The science of this book being obviously, ludicrously impossible, the main flaws in this book concerned characterization and dialogue. It’s definitely hard sci-fi and sometimes the prose was a little dry and uninteresting, the interactions of the characters a little stilted and hollow, and in this sense the book is definitely driven forward by the continual unfolding of events, and the fascination with watching everyone drown. For this reason it’s definitely not a book to everyone’s tastes, but if you’re interested in questions of social adaptation, survival and how the world changes under extreme environmental pressure, it’s worth looking into.
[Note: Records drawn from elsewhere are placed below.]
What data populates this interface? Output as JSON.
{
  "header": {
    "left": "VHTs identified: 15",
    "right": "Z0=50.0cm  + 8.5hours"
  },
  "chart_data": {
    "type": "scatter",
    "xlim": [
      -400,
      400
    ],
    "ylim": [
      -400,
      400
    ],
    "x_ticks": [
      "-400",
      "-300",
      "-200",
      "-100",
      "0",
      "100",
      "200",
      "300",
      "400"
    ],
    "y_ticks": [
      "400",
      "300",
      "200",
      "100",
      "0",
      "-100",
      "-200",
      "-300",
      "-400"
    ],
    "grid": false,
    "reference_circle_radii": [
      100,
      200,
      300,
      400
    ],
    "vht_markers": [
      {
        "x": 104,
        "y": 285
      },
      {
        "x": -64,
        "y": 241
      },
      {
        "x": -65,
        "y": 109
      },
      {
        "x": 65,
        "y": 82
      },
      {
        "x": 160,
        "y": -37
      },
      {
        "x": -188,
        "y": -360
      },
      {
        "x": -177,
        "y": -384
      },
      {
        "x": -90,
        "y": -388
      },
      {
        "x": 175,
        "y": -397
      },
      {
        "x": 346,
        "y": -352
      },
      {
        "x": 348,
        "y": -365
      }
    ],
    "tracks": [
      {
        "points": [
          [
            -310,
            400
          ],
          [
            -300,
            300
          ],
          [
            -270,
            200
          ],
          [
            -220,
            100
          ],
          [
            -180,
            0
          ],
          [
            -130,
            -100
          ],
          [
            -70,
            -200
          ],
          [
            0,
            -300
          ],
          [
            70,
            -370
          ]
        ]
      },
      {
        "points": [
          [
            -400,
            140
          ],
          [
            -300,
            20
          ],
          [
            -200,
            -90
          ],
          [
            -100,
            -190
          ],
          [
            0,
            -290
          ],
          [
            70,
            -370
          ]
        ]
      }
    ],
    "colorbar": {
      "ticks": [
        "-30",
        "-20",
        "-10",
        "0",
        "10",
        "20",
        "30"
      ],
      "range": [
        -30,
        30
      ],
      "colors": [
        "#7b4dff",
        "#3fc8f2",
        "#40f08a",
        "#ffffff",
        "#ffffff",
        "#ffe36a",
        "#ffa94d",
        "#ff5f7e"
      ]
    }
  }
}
I don’t think it has much direct relevance to global warming and its effects – the most extreme predictions of which don’t hold a candle to the events in this tale – but it does serve as an interesting tale about the importance of “ecological services” to human social cohesion and economic success. To this end it also fits in well with the movie I watched on the weekend, The Road, and some of my thoughts about zombies and survivalism. But ultimately the disasters in all these books and movies are so beyond anything we can expect to actually befall the earth that really they’re just interesting speculative tales. I wonder what it says about modern sensibilities that they all involve, one way or another, cannibalism?

Anyway, in summary this book is a good read if you’re interested in ecological catastrophes and/or disaster tales, it’s easy to read if you can be carried forward by plot and are willing to overlook occasional clumsiness in writing style and characterization. Overall I recommend it.